I share this intricate narrative (somewhat shortened) because I believe that Greenfeld presents us with the reason why nationalism has lasted for so long as a human experience that so many individual share. Nationalism, and belonging to a nation, gives people dignity, a sense of belonging, of having an equal status to others. As Greenfeld explains prior to the act of belonging to a nation, and the dignity and sense of belonging it confers, few people had the experience of dignity, and once an individual experiences dignity, no one wants to give it up (2016, 16-19). Similarly, I would argue that the Shahnameh provided Iranians with a dignity in their existence as Iranians.

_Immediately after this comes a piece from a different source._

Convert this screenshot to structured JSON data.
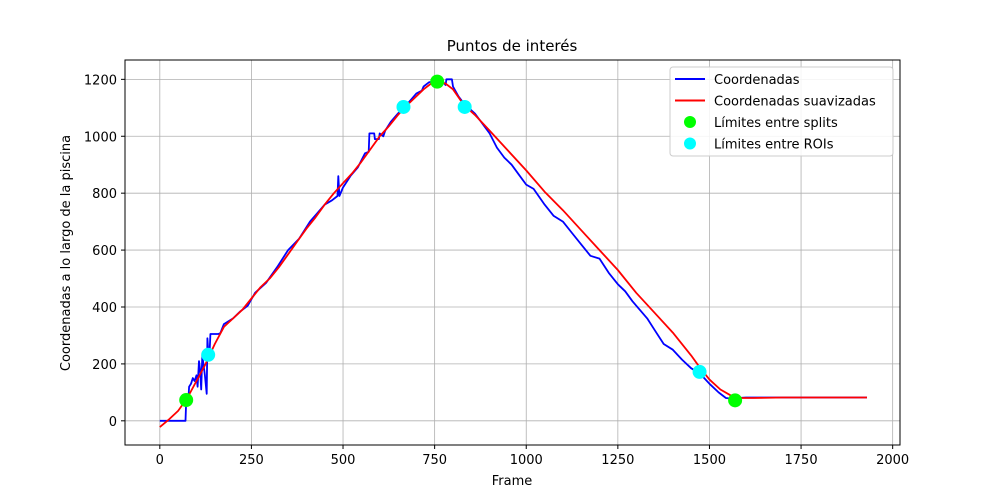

While Greenfeld explains in which ways many individuals cling to nationalism, Craig Calhoun shows how nationalism as a communal response to a sense of dignity: Nationalism is the rhetoric of identity and solidarity in which citizens of the modern world most readily deal with the problematic nature of state power and with problems of inclusion and exclusion" (1992, 305), in other words does one belong to the extended family of the nation or not? "Nationalist claims are one genre of answers to the question of what constitutes an autonomous political community capable of 'self-determination' (ibid.), and the term of "self-determination" I equate with a form of communal identity in which people feel that they have agency and can make decisions in important communal issues.

Thus, as a concept that I address in this study, nationalism, alongside dance and ethnicity, is one of the three most important.